A hearty and flavorful salad featuring orzo pasta, fresh vegetables, and a zesty dressing, perfect for summer picnics or as a side dish.
Prep Time 15 minutes
Cook Time 10 minutes
Total Time 25 minutes
Servings: 4 servings
Course: Salad, Side Dish
Cuisine: American
Calories: 250

Ingredients
  

Pasta and Vegetables
  • 1 cup orzo uncooked
  • 1 cup cherry tomatoes halved
  • 1 cup cucumber diced
  • 1 cup bell pepper diced
  • 1 cup corn cooked and cooled
  • 1/2 cup red onion finely chopped
  • 1/4 cup fresh cilantro chopped
Dressing
  • 1/4 cup olive oil extra virgin
  • 2 tablespoons lime juice freshly squeezed
  • 1 teaspoon honey optional
  • 1 teaspoon cumin
  • 1 teaspoon salt to taste
  • 1/2 teaspoon black pepper to taste

Method
 

Cook the Orzo
  1. Bring a large pot of salted water to a boil.
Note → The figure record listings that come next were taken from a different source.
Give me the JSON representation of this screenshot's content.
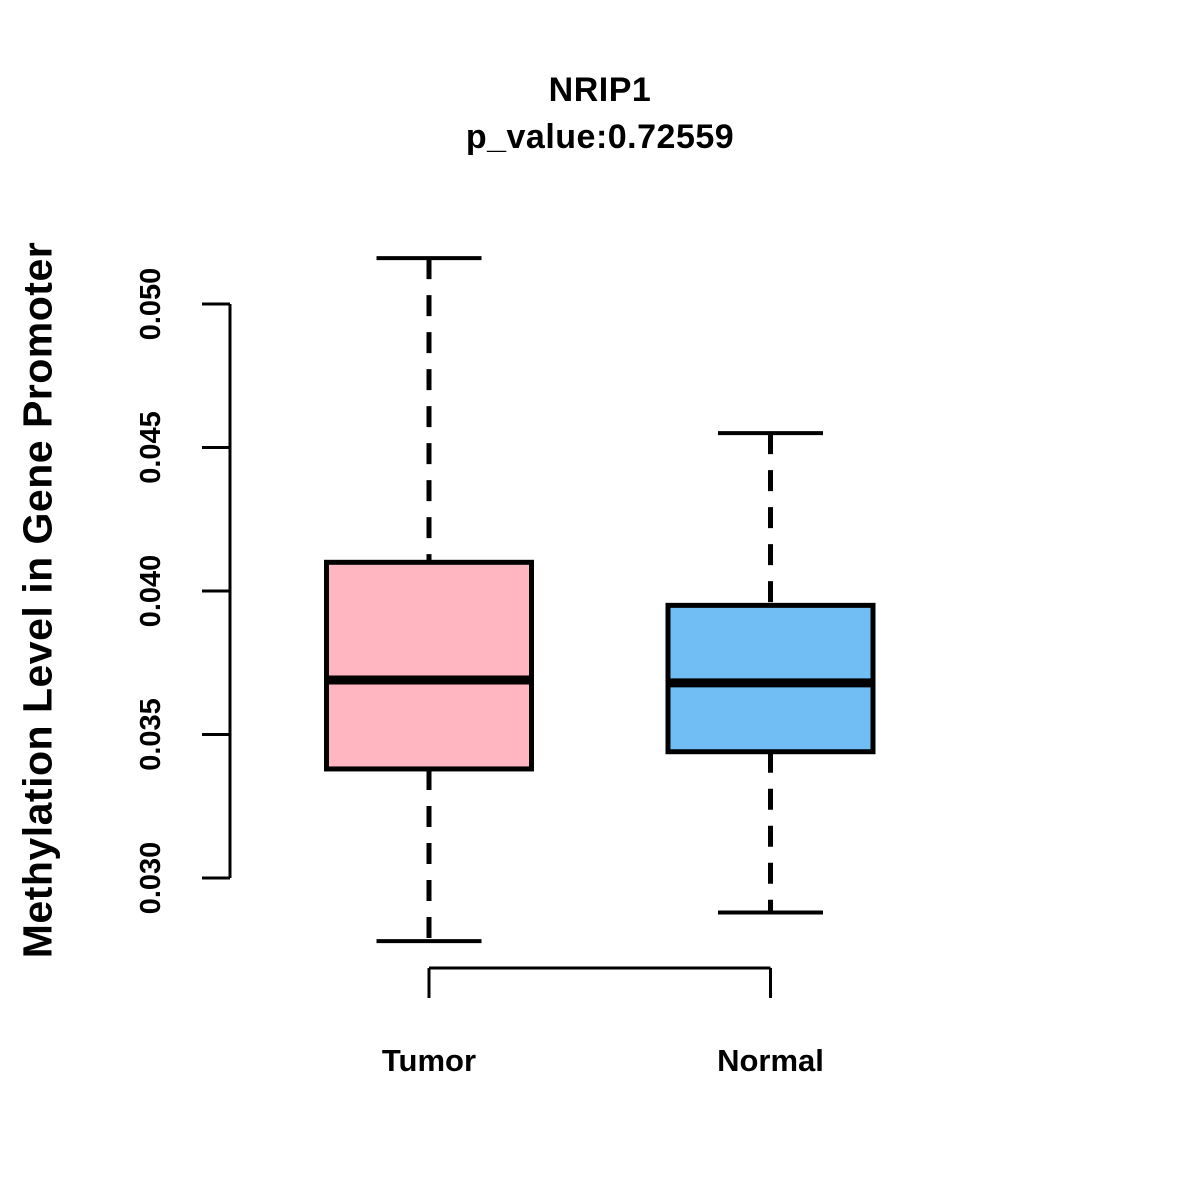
{
  "chart_data": {
    "type": "boxplot",
    "title": "NRIP1",
    "subtitle": "p_value:0.72559",
    "xlabel": "",
    "ylabel": "Methylation Level in Gene Promoter",
    "categories": [
      "Tumor",
      "Normal"
    ],
    "series": [
      {
        "name": "Tumor",
        "fill_color": "#FFB6C1",
        "whisker_low": 0.0278,
        "q1": 0.0338,
        "median": 0.0369,
        "q3": 0.041,
        "whisker_high": 0.0516
      },
      {
        "name": "Normal",
        "fill_color": "#71BEF5",
        "whisker_low": 0.0288,
        "q1": 0.0344,
        "median": 0.0368,
        "q3": 0.0395,
        "whisker_high": 0.0455
      }
    ],
    "yticks": [
      0.03,
      0.035,
      0.04,
      0.045,
      0.05
    ],
    "ytick_labels": [
      "0.030",
      "0.035",
      "0.040",
      "0.045",
      "0.050"
    ],
    "ylim": [
      0.0278,
      0.0516
    ],
    "grid": false,
    "legend": "none",
    "outliers": [],
    "axis_color": "#000000",
    "median_color": "#000000",
    "text_color": "#000000",
    "background_color": "#ffffff"
  }
}
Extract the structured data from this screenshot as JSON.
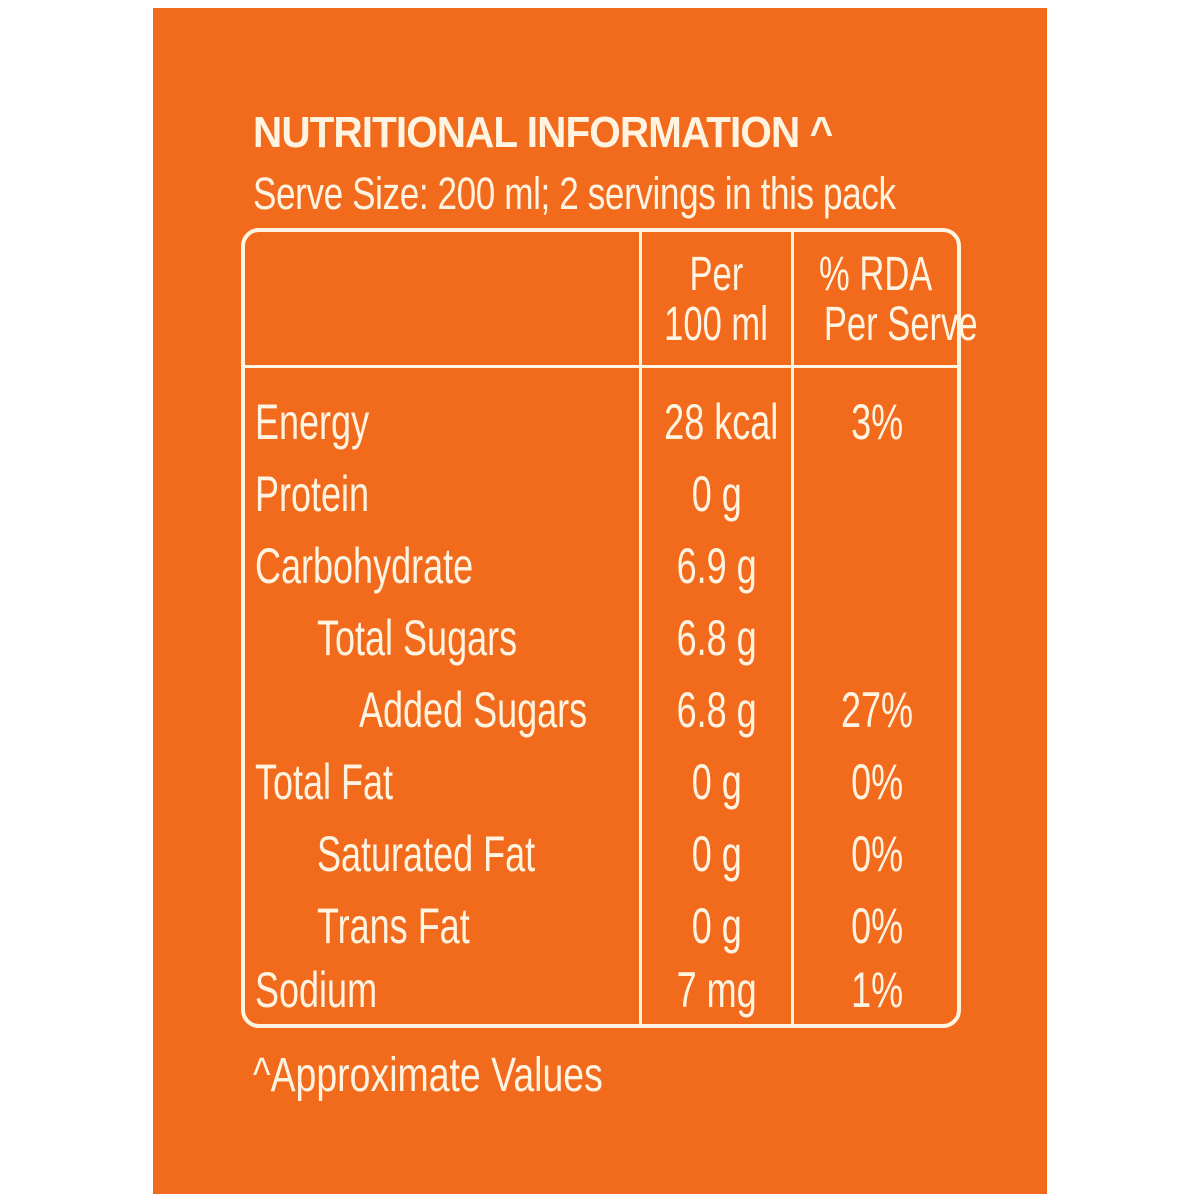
{
  "label": {
    "title": "NUTRITIONAL INFORMATION ^",
    "serve_size": "Serve Size: 200 ml; 2 servings in this pack",
    "header": {
      "per_line1": "Per",
      "per_line2": "100 ml",
      "rda_line1": "% RDA",
      "rda_line2": "Per Serve"
    },
    "rows": [
      {
        "name": "Energy",
        "per": "28 kcal",
        "rda": "3%"
      },
      {
        "name": "Protein",
        "per": "0 g",
        "rda": ""
      },
      {
        "name": "Carbohydrate",
        "per": "6.9 g",
        "rda": ""
      },
      {
        "name": "Total Sugars",
        "per": "6.8 g",
        "rda": ""
      },
      {
        "name": "Added Sugars",
        "per": "6.8 g",
        "rda": "27%"
      },
      {
        "name": "Total Fat",
        "per": "0 g",
        "rda": "0%"
      },
      {
        "name": "Saturated Fat",
        "per": "0 g",
        "rda": "0%"
      },
      {
        "name": "Trans Fat",
        "per": "0 g",
        "rda": "0%"
      },
      {
        "name": "Sodium",
        "per": "7 mg",
        "rda": "1%"
      }
    ],
    "footnote": "^Approximate Values"
  },
  "colors": {
    "background": "#f26a1b",
    "text": "#fff4e2"
  }
}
Add the orzo and cook according to package instructions until al dente, about 8-10 minutes.
  2. Drain the orzo and rinse under cold water to stop the cooking process. Set aside.
Prepare the Vegetables
  1. In a large mixing bowl, combine the cherry tomatoes, cucumber, bell pepper, corn, red onion, and cilantro.
Make the Dressing
  1. In a small bowl, whisk together the olive oil, lime juice, honey, cumin, salt, and black pepper until well combined.
Combine and Serve
  1. Add the cooked orzo to the vegetable mixture and pour the dressing over the top. Toss gently to combine all ingredients.
  2. Serve immediately or refrigerate for 30 minutes to allow flavors to meld.

Nutrition

Serving: 1servingCalories: 250kcalCarbohydrates: 35gProtein: 6gFat: 10gSaturated Fat: 1gFiber: 4gSugar: 3g

Notes

This salad can be made a day in advance and stored in the refrigerator. It tastes even better the next day as the flavors develop.